Après, tout le village, El Sahl, et ses environs près d’Ennabek, ont été libérés de la mainmise du régime, cela entre 2012 et 2014. Cette année-là, les miliciens du Hezbollah libanais sont arrivés dans la région, ils ont bombardé pendant un mois. Ce village de 10.000 habitants au départ a été quasiment rasé. Ma famille a dû quitter les lieux. Ma mère est réfugiée dans un camp à Ersal, au Liban (mon père est décédé depuis vingt ans). Au début, elle était avec mes deux sœurs, Assalia et Nada, mais comme mes autres frères ont été arrêtés, elles sont retournées en Syrie pour s’occuper des enfants. L’un de mes frères arrêtés, Mahmoud, était avec l’ASL. On croit qu’il est mort(1). Le troisième frère, Zakaria, est mort torturé à l’hôpital militaire 601 à Damas, je l’ai vu dans des vidéos montrant les traitements réservés aux prisonniers là-bas, c’est terrible. On n’a pas de nouvelles mais il est sans doute décédé également. Enfin, mon petit frère Ali, qui avait rejoint l’ASL, a lui aussi été tué par le Hezbollah dans les montagnes du Qalamoun. J’ai donc perdu quatre frères depuis le début de la révolution. J’ai encore trois frères. Naëf vit en Ukraine depuis très longtemps, Ahmed et Joum’a, deux juristes, vivent dans des camps de réfugiés à Ersal. Joum’a a combattu avec l’ASL jusqu’à ce que le manque de moyens financiers et d’armement l’a décidé à chercher refuge au Liban, fin 2014. Lui, c’est un débrouillard, au départ il avait une agence immobilière. Il saurait vendre de l’air. Il trouve des petits boulots à gauche et à droite. Mais c’est difficile pour eux, officiellement ils n’ont pas le droit de travailler, ils sont en situation irrégulière. 

(…)

A vous suivre sur les réseaux sociaux, on voit vos indignations, pouvez-vous les résumer ? 
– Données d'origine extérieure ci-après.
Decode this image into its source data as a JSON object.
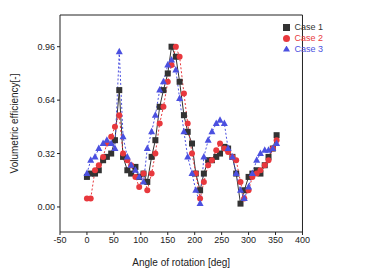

En Europe, les médias, souvent, répètent la propagande du régime syrien. Et j’observe une indifférence des sociétés civiles par rapport aux Syriens. On reconnaît qu’il y a eu une révolution en Egypte, en Tunisie, au Yémen, en Libye, mais pas en Syrie ! C’est un manque de respect par rapport aux sacrifices consentis par les Syriens. On ignore ces sacrifices pour ne parler que de Daesh et de ses dangers ! Les Syriens sont devenus des chiffres abstraits, tel nombre de réfugiés, d’immigrants, on ne voit pas toutes ces vies détruites par Assad puis plus tard aussi par Daesh. On ne parle que du monstre menaçant Daesh et on se fiche des massacres bien plus importants commis par le régime car on pense qu’il ne nous menace pas. Cela fait mal, car pour moi, l’Europe, c’est le paradis des droits de l’homme sur Terre. Cela m’a toujours révolté. Surtout quand je lis ou entends ces journalistes qui vont en Syrie répondant à des invitations côté régime et ne retiennent que la propagande sur les minorités menacées sans mentionner la majorité massacrée. 

  1. En juin 2024, la famille Hakoum a appris que Mahmoud avait été assassiné le jour même de son arrestation par les corps de répression de la dictature.

Yahia Hakoum au cours d’une manifestation de solidarité avec la résistance du peuple ukrainien (Bruxelles, février 2023).